CCTV cameras in schools improve safety – until hackers access them

CCTV cameras in schools improve safety – until hackers access them

When CCTV are installed in schools, the reasoning always has student and staff safety at its core. However, a recent cyberattack suggest the risks may outweigh the benefits.

On Thursday last week, a group of hackers gained access to more than 150,000 CCTV cameras operated by a global company Verkada. The surveillance cameras breached included more than 100 early childhood centres, schools and universities throughout Australia.

In a statement to the ABC last week the culprits – a group called ‘APT-69420 Arson Cats’ – said they breached the company’s systems “to draw attention to the widespread use of surveillance cameras, and the ease by which outsiders can gain access to these systems”.

While this particular group acted with good intentions, the next massive hack of CCTV cameras by a clandestine group of hackers may well be done for more nefarious purposes.

For this reason, and a litany of others, the use of surveillance cameras on school grounds has long been a controversial topic. While some welcome the technology as a means of improving safety and accountability, others consider it too invasive, and potentially harmful.

“This is most alarming and concerning as it demonstrates the ease at which hackers can access such delicate footage,” Tina King, president of the Australian Principals Federation, told The Educator.

“Whilst security cameras in schools may be useful in deterring vandalism and risk of intruders, there are always privacy risks and possible breachers of security. As a parent and principal, I would be most alarmed and concerned at such breaches”.

Matthew Johnson the president and CEO of the Australian Special Education Principals Association, said most schools have some form of security cameras, but these are mainly used for protection of property.

“The idea of fixed cameras in classrooms is vexed, especially for students with disability with regard to consent and personal dignity,” Johnson told The Educator.

“Some teachers in specialist education would embrace CCTV oversight by management, seeing it as a form of protection against parental and student accusations and to validate when they have been injured at work in the classroom. Other teachers will see it as threatening their professional freedom and an attack on their right, and the children’s to privacy”.

Johnson said many classrooms already have teachers using technology that already shares live learning to parents and schools are enhancing this access more than ever post-Covid.

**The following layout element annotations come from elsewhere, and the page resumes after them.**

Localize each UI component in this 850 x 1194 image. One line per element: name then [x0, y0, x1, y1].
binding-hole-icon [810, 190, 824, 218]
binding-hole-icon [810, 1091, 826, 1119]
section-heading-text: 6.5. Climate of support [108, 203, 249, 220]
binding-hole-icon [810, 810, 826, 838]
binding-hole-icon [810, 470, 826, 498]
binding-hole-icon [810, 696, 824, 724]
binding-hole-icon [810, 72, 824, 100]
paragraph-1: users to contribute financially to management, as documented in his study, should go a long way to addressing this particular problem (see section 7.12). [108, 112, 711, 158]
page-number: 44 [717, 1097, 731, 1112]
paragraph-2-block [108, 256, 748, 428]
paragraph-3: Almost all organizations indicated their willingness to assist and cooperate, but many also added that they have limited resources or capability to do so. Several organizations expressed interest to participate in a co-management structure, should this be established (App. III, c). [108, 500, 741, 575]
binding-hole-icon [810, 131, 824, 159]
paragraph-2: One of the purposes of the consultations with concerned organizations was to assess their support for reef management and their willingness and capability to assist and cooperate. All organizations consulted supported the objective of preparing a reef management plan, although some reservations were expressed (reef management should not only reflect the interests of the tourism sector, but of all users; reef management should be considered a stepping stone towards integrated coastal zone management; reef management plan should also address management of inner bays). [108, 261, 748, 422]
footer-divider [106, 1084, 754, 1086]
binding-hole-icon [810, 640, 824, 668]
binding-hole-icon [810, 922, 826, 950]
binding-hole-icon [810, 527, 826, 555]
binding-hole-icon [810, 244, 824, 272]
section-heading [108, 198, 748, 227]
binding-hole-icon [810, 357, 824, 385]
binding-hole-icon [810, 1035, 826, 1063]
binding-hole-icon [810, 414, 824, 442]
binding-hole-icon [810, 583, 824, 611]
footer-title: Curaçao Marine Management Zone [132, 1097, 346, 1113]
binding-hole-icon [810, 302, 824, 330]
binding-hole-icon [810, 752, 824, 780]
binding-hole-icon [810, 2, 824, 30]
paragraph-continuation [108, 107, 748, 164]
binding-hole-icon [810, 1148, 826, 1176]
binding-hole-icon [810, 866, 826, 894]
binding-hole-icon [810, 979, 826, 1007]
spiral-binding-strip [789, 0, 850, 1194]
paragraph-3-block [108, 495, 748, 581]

“Like most things, it’s not the technology itself but its intended use that needs careful and thoughtful consideration”.

'We should have nothing to hide'

Dr David Roy, a lecturer at the University of Newcastle, said the breach on security demonstrates both the need for clear protections around the use of CCTV but also brings to the forefront of why we need CCTV.

"It is a deterrent. It may not stop wrongdoing from happening - if someone is intent on doing so - but it does dissuade many from attempting as such and provides evidence of events," Dr Roy told The Educator.

"How many abuse cases would have not been prosecuted without CCTV? We are now having changes to the aged care sector because of CCTV evidence. We have safer roads due to CCTV. People still speed, but less so".

Dr Roy said CCTV technology in public facilities is needed to both protect the victims but also to protect anyone falsly accused of wrong doing.

"Classrooms are not and never should be private. Students and teachers need to be safe," he said.

"Many schools have CCTV in communal areas such as entrances and playgrounds. Some in education believe they work there, but suddenly their purpose fails to apply in classrooms!  We should have nothing to hide".